Gabon : l’iboga sous contrôle, un tournant pour sa protection

Libreville, juin 2026 – Le Gabon franchit une étape historique en plaçant sous souveraineté nationale l’exploitation de l’iboga, cette plante sacrée au cœur des traditions bwiti. Une décision qui marque un tournant dans la préservation de son patrimoine naturel et culturel.
Avec le décret n°0239/PR/MJSRCAVA, signé le 22 mai 2026, Libreville encadre désormais toute activité liée à cette ressource emblématique. Recherche, transformation, commercialisation ou transmission des savoirs traditionnels : plus aucun projet ne peut se développer sans une autorisation préalable, délivrée sous conditions strictes.

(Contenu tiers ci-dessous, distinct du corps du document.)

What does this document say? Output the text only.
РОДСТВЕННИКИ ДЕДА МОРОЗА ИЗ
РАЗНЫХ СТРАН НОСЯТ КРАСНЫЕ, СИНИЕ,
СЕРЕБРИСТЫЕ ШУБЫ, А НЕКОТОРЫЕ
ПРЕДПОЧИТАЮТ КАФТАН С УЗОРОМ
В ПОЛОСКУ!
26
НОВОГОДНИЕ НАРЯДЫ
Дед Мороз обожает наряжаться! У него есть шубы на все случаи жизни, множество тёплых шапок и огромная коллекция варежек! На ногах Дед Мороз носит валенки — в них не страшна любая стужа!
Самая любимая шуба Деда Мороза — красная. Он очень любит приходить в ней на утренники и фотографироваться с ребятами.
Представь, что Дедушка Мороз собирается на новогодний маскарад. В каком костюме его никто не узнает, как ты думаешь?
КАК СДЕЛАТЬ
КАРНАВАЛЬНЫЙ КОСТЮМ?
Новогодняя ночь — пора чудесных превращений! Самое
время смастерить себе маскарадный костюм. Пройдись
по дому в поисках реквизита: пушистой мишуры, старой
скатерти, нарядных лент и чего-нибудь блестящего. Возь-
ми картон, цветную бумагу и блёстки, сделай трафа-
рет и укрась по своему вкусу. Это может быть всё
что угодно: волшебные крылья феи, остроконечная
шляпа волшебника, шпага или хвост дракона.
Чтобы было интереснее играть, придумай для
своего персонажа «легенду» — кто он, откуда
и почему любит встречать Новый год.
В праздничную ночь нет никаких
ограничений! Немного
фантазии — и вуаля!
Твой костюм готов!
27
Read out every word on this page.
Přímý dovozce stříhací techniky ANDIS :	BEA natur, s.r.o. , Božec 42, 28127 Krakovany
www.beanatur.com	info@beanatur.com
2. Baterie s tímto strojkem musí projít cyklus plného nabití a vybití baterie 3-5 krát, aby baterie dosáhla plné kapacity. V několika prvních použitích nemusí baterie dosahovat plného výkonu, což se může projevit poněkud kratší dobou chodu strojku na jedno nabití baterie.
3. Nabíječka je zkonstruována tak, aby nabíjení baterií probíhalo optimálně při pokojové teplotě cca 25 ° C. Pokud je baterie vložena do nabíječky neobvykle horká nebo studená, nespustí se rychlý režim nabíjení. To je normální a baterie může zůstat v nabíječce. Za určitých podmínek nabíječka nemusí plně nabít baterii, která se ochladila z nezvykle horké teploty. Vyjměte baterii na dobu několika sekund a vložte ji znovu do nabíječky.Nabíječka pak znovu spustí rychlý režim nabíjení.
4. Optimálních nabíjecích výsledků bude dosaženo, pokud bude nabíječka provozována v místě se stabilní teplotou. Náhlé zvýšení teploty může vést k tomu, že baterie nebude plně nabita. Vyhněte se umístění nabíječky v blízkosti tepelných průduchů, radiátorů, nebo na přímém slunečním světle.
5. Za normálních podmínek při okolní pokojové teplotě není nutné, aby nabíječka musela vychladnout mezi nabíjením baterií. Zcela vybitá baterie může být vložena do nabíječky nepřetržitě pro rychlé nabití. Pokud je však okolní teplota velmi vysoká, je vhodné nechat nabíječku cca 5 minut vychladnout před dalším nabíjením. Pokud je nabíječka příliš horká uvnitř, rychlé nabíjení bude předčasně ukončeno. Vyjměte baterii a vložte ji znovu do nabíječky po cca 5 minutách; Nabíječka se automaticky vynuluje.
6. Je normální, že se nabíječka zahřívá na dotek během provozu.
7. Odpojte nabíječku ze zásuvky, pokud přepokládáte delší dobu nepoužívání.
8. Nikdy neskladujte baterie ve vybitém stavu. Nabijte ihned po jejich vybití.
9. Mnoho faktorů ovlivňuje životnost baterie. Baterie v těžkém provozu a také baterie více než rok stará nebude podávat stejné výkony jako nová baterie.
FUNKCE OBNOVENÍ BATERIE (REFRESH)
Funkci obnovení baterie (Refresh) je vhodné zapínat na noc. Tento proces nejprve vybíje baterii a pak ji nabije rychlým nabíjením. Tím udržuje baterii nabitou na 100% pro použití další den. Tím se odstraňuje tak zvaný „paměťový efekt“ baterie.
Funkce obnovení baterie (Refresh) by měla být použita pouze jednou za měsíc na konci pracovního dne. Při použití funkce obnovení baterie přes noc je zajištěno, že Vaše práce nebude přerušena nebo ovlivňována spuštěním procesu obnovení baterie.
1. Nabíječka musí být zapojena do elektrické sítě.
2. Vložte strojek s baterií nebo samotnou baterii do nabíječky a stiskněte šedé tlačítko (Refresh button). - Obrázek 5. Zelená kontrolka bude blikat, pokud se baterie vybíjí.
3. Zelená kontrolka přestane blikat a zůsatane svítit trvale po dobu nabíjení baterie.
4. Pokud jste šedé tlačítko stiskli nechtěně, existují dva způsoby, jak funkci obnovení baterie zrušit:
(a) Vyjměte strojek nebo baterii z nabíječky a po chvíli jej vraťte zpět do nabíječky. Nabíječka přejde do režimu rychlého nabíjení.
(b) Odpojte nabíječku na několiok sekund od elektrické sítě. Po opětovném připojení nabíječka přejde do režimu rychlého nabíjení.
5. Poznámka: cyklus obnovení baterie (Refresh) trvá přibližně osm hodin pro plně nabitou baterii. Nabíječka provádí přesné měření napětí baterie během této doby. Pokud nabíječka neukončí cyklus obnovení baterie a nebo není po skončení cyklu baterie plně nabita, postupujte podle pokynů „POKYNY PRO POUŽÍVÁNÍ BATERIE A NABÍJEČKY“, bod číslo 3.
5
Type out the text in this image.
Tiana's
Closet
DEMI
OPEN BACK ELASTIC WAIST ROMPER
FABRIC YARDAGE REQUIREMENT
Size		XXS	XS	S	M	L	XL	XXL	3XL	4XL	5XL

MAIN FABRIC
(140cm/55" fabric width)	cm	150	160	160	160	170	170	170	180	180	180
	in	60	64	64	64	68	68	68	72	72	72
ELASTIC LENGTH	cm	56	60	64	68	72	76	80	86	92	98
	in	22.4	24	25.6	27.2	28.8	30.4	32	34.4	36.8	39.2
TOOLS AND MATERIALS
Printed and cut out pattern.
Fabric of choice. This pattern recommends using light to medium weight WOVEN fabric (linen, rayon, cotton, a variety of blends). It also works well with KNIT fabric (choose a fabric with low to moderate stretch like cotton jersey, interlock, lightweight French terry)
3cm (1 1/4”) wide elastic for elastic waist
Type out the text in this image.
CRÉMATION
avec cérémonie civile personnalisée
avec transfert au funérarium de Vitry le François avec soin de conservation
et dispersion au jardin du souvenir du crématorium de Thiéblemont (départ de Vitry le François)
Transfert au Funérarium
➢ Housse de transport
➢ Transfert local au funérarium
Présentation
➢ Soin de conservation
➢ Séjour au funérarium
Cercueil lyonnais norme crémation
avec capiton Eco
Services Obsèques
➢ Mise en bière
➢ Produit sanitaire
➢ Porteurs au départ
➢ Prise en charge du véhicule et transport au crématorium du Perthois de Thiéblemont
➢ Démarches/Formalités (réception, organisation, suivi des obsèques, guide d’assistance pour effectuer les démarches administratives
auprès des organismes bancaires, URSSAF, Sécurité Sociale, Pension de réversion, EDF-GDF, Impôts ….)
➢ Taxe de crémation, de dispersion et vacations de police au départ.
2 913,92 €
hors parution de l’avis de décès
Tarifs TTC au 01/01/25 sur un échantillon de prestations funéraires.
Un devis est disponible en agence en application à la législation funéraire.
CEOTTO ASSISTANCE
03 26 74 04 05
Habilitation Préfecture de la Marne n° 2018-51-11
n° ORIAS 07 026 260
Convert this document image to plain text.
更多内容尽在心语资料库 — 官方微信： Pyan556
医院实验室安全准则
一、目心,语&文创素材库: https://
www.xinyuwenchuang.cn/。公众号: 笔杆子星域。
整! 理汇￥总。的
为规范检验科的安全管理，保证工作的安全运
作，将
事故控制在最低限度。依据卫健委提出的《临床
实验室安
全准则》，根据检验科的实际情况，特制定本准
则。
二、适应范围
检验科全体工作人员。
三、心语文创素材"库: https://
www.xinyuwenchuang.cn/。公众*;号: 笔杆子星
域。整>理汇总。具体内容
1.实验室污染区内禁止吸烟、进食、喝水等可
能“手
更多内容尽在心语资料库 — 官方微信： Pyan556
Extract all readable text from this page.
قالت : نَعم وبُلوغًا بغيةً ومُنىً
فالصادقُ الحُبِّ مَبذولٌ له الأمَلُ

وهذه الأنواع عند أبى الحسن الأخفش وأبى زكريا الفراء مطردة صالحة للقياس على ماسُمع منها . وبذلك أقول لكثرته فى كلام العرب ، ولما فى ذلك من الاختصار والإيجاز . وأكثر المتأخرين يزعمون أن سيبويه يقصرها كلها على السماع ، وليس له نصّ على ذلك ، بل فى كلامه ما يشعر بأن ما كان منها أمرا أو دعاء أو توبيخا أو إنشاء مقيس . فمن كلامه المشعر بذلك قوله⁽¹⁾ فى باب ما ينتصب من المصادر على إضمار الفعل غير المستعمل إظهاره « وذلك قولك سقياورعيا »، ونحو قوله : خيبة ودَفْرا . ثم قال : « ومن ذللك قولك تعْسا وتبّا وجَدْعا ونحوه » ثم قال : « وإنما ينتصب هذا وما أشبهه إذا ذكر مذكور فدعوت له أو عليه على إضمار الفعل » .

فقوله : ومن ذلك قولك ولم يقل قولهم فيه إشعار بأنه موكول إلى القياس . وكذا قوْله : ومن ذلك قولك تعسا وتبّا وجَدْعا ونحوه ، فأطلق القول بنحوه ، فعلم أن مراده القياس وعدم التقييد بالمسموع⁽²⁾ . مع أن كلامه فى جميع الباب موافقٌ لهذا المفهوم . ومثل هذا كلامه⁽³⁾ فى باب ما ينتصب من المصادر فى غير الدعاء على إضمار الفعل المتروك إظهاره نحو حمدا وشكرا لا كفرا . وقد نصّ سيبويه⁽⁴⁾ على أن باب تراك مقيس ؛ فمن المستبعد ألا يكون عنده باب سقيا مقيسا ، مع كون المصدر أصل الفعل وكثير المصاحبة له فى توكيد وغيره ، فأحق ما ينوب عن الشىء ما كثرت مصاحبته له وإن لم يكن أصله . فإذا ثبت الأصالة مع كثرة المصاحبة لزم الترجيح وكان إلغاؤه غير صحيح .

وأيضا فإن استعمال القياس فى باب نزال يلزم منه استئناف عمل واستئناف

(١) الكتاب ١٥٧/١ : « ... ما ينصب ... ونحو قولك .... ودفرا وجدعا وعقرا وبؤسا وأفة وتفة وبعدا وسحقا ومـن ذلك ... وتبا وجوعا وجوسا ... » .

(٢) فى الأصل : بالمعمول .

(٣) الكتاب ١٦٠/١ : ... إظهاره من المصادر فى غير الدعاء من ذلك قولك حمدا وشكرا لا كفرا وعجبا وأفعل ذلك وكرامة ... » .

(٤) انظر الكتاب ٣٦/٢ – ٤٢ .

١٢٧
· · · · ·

Cette mesure survient dans un contexte international où l’iboga suscite un intérêt croissant. Aux États-Unis, en Europe et en Asie, scientifiques et industriels explorent les vertus thérapeutiques de son alcaloïde principal, l’ibogaïne, pour traiter les addictions et troubles psychologiques. Une demande mondiale qui fait de cette plante un enjeu économique et géostratégique majeur.
Un patrimoine à protéger, des traditions à préserver
Le Gabon ne se contente plus d’être un simple fournisseur de matières premières. En imposant ce cadre juridique, les autorités veulent reprendre le contrôle d’un actif stratégique, tout en évitant les dérives qui menacent depuis des années les communautés initiatiques détentrices de ces savoirs.
Le nouveau dispositif s’applique à tous, sans distinction : chercheurs gabonais ou étrangers, entreprises locales ou internationales. Une commission interministérielle, associée au ministère de la Culture, examine chaque demande avant validation. Une première étape vers une exploitation plus équitable et mieux régulée.
Les défis d’une application équilibrée
Si le principe de cette réforme fait consensus, son application concrète soulève des questions. Dans certaines régions reculées du pays, où l’iboga reste au cœur de pratiques spirituelles ancestrales, l’État peine parfois à imposer sa présence administrative. Comment concilier contrôle étatique et respect des traditions locales ? Comment éviter que les contraintes administratives n’étouffent les gardiens de ce savoir millénaire ?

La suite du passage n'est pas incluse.